Dalam banyak hubungan yang penuh kekerasan, korban sering kali membentuk ikatan emosional yang tampaknya bertentangan dan tidak dapat dijelaskan dengan pelaku kekerasan. Emosi ini bukanlah cinta atau ketergantungan murni, tetapi produk dari "keterikatan traumatis." Fenomena ini semakin banyak mendapat perhatian dalam psikologi, dan berbagai upaya dilakukan untuk mengungkap mekanisme psikologis yang mendasarinya.
Keterikatan traumatis adalah ikatan emosional yang dihasilkan dari pola kekerasan yang berulang.
Ikatan Traumatis mengacu pada hubungan emosional yang terbentuk antara korban dan pelaku kekerasan dalam hubungan yang penuh kekerasan.

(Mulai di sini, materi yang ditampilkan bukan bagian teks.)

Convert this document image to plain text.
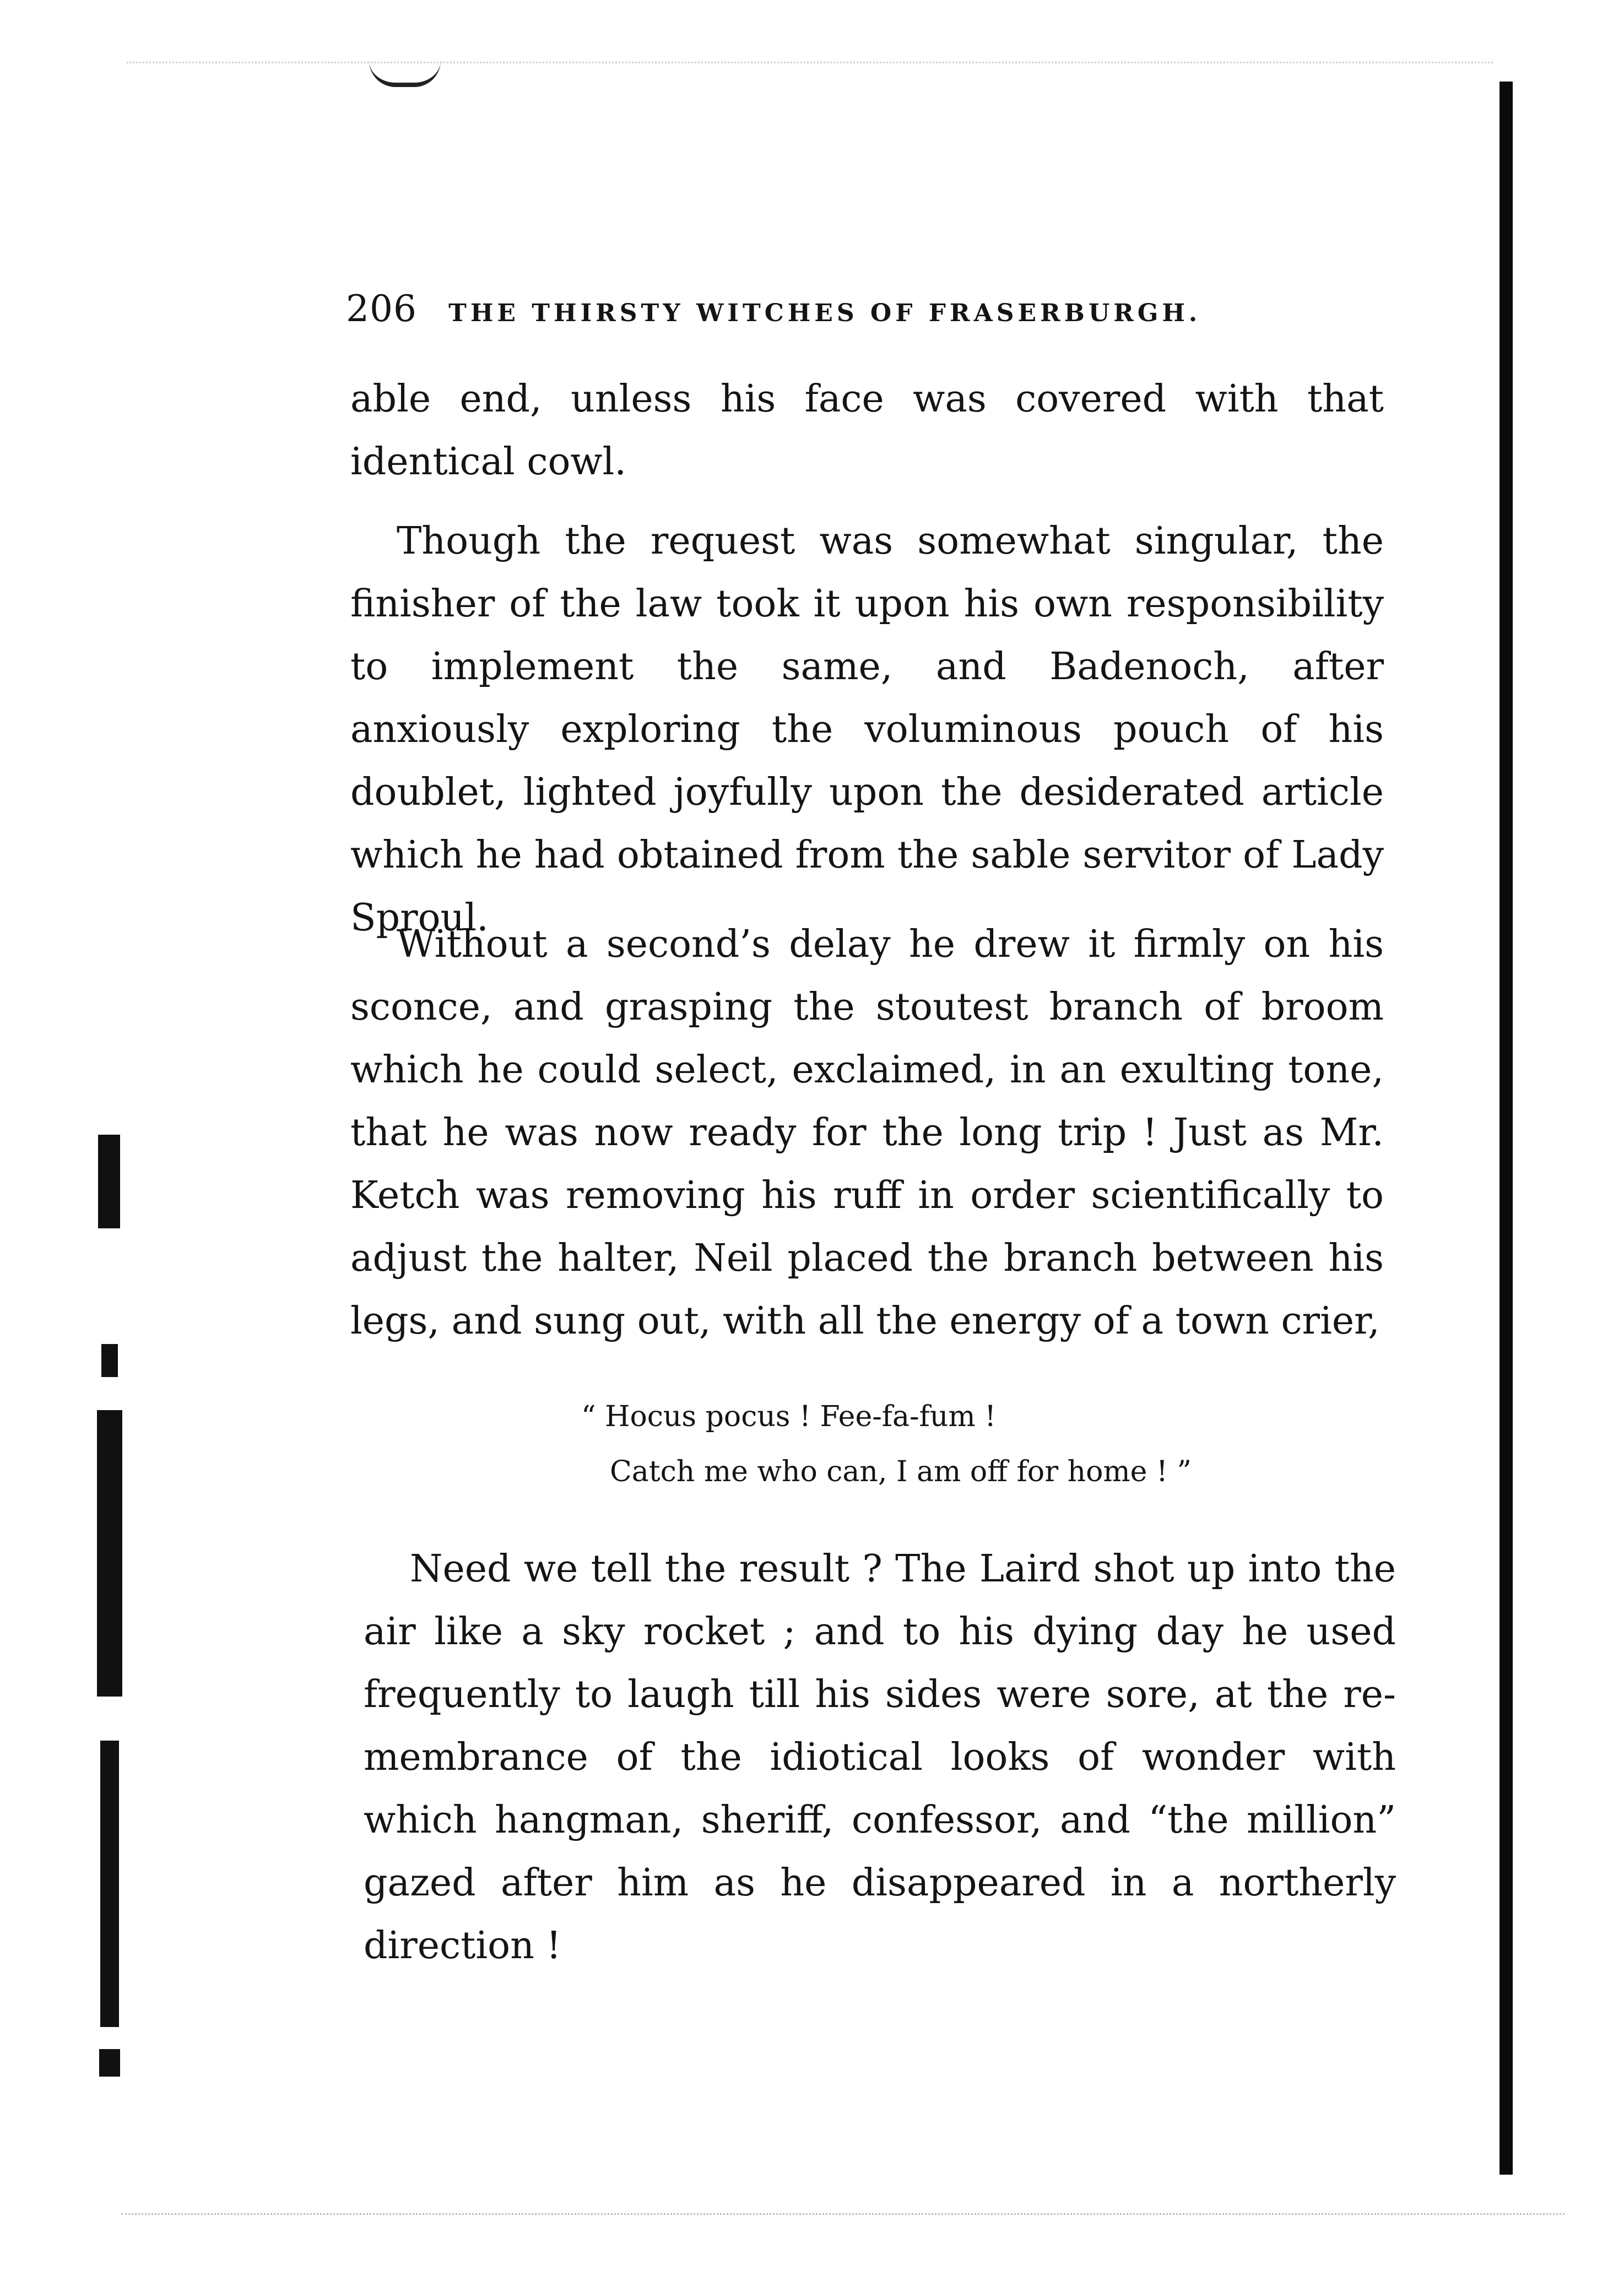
206 THE THIRSTY WITCHES OF FRASERBURGH.

able end, unless his face was covered with that identical cowl.

Though the request was somewhat singular, the finisher of the law took it upon his own responsibility to implement the same, and Badenoch, after anxiously exploring the voluminous pouch of his doublet, lighted joyfully upon the desiderated article which he had obtained from the sable servitor of Lady Sproul.

Without a second’s delay he drew it firmly on his sconce, and grasping the stoutest branch of broom which he could select, exclaimed, in an exulting tone, that he was now ready for the long trip ! Just as Mr. Ketch was removing his ruff in order scientifically to adjust the halter, Neil placed the branch between his legs, and sung out, with all the energy of a town crier,

“ Hocus pocus ! Fee-fa-fum !
Catch me who can, I am off for home ! ”

Need we tell the result ? The Laird shot up into the air like a sky rocket ; and to his dying day he used frequently to laugh till his sides were sore, at the re-membrance of the idiotical looks of wonder with which hangman, sheriff, confessor, and “the million” gazed after him as he disappeared in a northerly direction !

Konsep ini pertama kali diusulkan oleh psikolog Donald Dutton dan Susan Painter. Mereka menemukan bahwa keterikatan traumatis terutama dipengaruhi oleh dua faktor: ketidakseimbangan kekuasaan dan mekanisme penghargaan dan hukuman yang terputus-putus.
Perkembangan keterikatan traumatis sering kali membutuhkan lingkungan dengan ketidakseimbangan kekuasaan dan interaksi yang tidak stabil antara pelaku dan korban. Korban mungkin merasakan ketakutan dan ketidakberdayaan yang intens di bawah ancaman pelaku. Kejadian pertama pelecehan sering kali dianggap sebagai kecelakaan, tetapi dengan pelecehan yang berulang, korban perlahan-lahan kehilangan kemampuan untuk melindungi dirinya sendiri dan menjadi tergantung secara emosional pada pelaku.
Ketidakseimbangan kekuasaan dan penghargaan serta hukuman yang terputus-putus merupakan dua faktor utama dalam pembentukan dan pemeliharaan keterikatan traumatis.
Dalam hubungan yang penuh kekerasan, pelaku biasanya memiliki lebih banyak kekuasaan, yang menempatkan korban dalam situasi yang tidak dapat dihindari. Kontras ekstrem antara pelecehan yang terus-menerus dilakukan pelaku dan perhatiannya yang sesekali muncul menciptakan fantasi dalam hubungan bahwa pelaku juga peduli terhadap mereka.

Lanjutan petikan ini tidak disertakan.